Model Overview
RefalMachine/RuadaptQwen3-8B-Hybrid is an 8 billion parameter model based on the Qwen/Qwen3-8B architecture, specifically adapted for the Russian language. This model integrates a hybrid reasoning mechanism, which is enabled by default, allowing for complex thought processes. Users can toggle this reasoning mode on or off by appending /think or /no_think tokens to messages, or programmatically via the enable_thinking parameter in the tokenizer's chat template.
Key Adaptations and Features
- Russian Language Optimization: The model underwent continued pre-training on a Russian-language corpus after its tokenizer was replaced.

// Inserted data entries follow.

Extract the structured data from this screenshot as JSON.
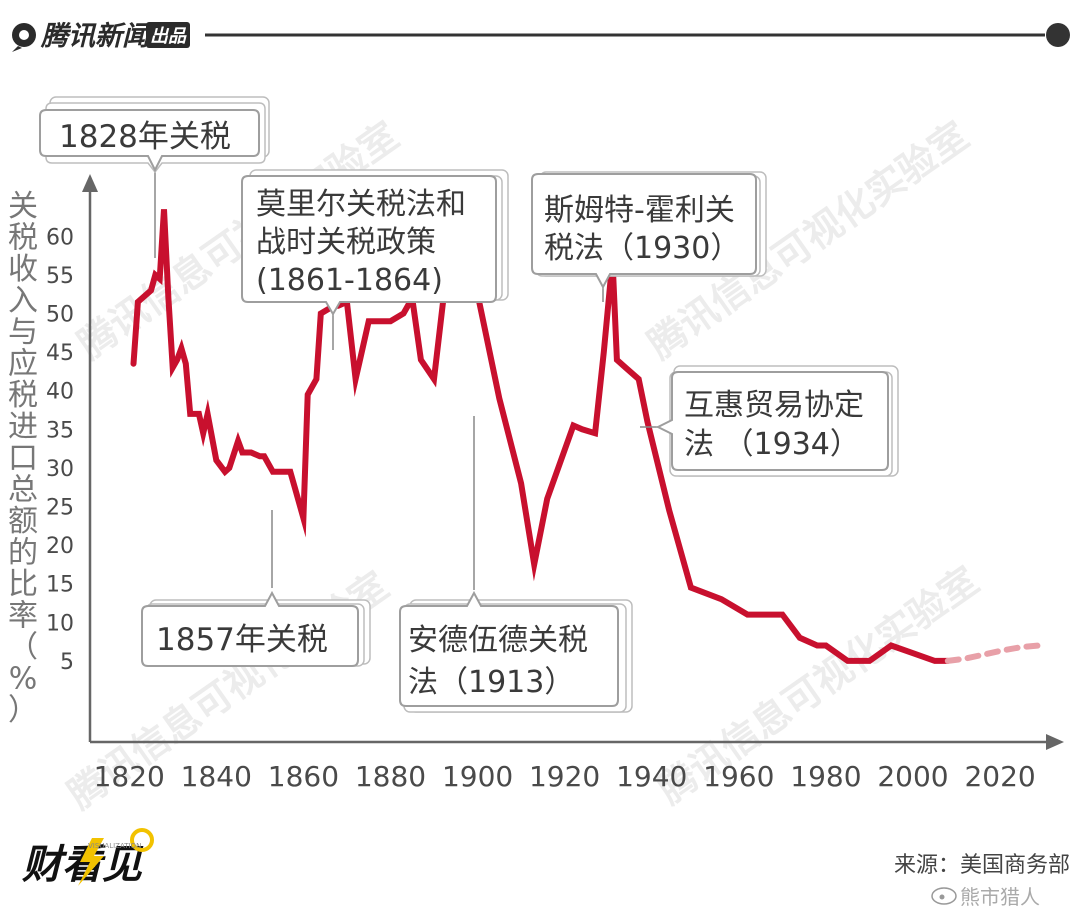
{
  "header": {
    "brand": "腾讯新闻",
    "badge": "出品"
  },
  "footer": {
    "logo": "财看见",
    "logo_sub": "VISUALIZATION",
    "source": "来源：美国商务部",
    "weibo_mark": "熊市猎人"
  },
  "watermark": "腾讯信息可视化实验室",
  "colors": {
    "line": "#c8102e",
    "projection": "#e8a0a8",
    "axis": "#666666",
    "header_rule": "#333333"
  },
  "chart_data": {
    "type": "line",
    "ylabel": "关税收入与应税进口总额的比率（%）",
    "xlabel": "",
    "x_ticks": [
      1820,
      1840,
      1860,
      1880,
      1900,
      1920,
      1940,
      1960,
      1980,
      2000,
      2020
    ],
    "y_ticks": [
      5,
      10,
      15,
      20,
      25,
      30,
      35,
      40,
      45,
      50,
      55,
      60
    ],
    "xlim": [
      1811,
      2031
    ],
    "ylim": [
      -5.5,
      66
    ],
    "series": [
      {
        "x": [
          1821,
          1822,
          1825,
          1826,
          1827,
          1828,
          1829,
          1830,
          1831,
          1832,
          1833,
          1834,
          1836,
          1837,
          1838,
          1840,
          1842,
          1843,
          1845,
          1846,
          1848,
          1850,
          1851,
          1853,
          1857,
          1858,
          1860,
          1861,
          1863,
          1864,
          1867,
          1868,
          1870,
          1872,
          1873,
          1875,
          1880,
          1883,
          1885,
          1887,
          1890,
          1893,
          1895,
          1897,
          1900,
          1905,
          1910,
          1913,
          1916,
          1922,
          1924,
          1927,
          1929,
          1931,
          1932,
          1934,
          1937,
          1939,
          1944,
          1949,
          1956,
          1962,
          1966,
          1970,
          1974,
          1978,
          1980,
          1985,
          1990,
          1995,
          2000,
          2005,
          2008
        ],
        "y": [
          43.5,
          51.5,
          53.0,
          55.0,
          54.5,
          63.5,
          52.0,
          43.0,
          44.0,
          45.5,
          43.5,
          37.0,
          37.0,
          34.5,
          37.0,
          31.0,
          29.5,
          30.0,
          33.5,
          32.0,
          32.0,
          31.5,
          31.5,
          29.5,
          29.5,
          27.5,
          23.5,
          39.5,
          41.5,
          50.0,
          51.0,
          51.0,
          51.5,
          41.5,
          44.0,
          49.0,
          49.0,
          50.0,
          52.0,
          44.0,
          41.5,
          56.0,
          55.0,
          53.5,
          52.5,
          39.0,
          28.0,
          17.5,
          26.0,
          35.5,
          35.0,
          34.5,
          45.0,
          57.0,
          44.0,
          43.0,
          41.5,
          36.0,
          24.5,
          14.5,
          13.0,
          11.0,
          11.0,
          11.0,
          8.0,
          7.0,
          7.0,
          5.0,
          5.0,
          7.0,
          6.0,
          5.0,
          5.0
        ]
      },
      {
        "x": [
          2008,
          2012,
          2016,
          2020,
          2025,
          2029
        ],
        "y": [
          5.0,
          5.3,
          5.8,
          6.3,
          6.8,
          7.0
        ]
      }
    ],
    "annotations": [
      {
        "text_lines": [
          "1828年关税"
        ],
        "x": 1828,
        "y": 63.5,
        "pos": "above"
      },
      {
        "text_lines": [
          "莫里尔关税法和",
          "战时关税政策",
          "(1861-1864)"
        ],
        "x": 1869,
        "y": 51.5,
        "pos": "above"
      },
      {
        "text_lines": [
          "斯姆特-霍利关",
          "税法（1930）"
        ],
        "x": 1931,
        "y": 57.0,
        "pos": "above"
      },
      {
        "text_lines": [
          "互惠贸易协定",
          "法 （1934）"
        ],
        "x": 1939,
        "y": 41.5,
        "pos": "right"
      },
      {
        "text_lines": [
          "1857年关税"
        ],
        "x": 1858,
        "y": 27.5,
        "pos": "below"
      },
      {
        "text_lines": [
          "安德伍德关税",
          "法（1913）"
        ],
        "x": 1913,
        "y": 46.0,
        "pos": "below"
      }
    ]
  }
}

- Enhanced Tokenizer: An extended tiktoken cl100k tokenizer, augmented with 48,000 Russian tokens, was implemented. This new tokenizer significantly improves the generation speed of Russian texts, achieving up to a 100% increase compared to the original Qwen3-8B model, depending on context length.
- Learned Embedding Propagation (LEP): This technique was applied during the adaptation process to further enhance the model's performance.
- Hybrid Reasoning: The model supports a flexible reasoning mode, which can be controlled by the user.
Recommended Usage
For stable performance, it is recommended to use low temperatures (0.0-0.3), a top_p value between 0.85 and 0.95, and a repetition_penalty of 1.05. These parameters can be adjusted based on specific task requirements, with repetition_penalty potentially lowered to 1.0 for RAG applications or increased if the model exhibits repetitive outputs.
Important Considerations
The model's responses reflect knowledge acquired during its training and do not represent the authors' opinions. It is based on a third-party pre-trained model, and the current authors are not responsible for its initial pre-training. Users should exercise caution and discretion when interpreting outputs.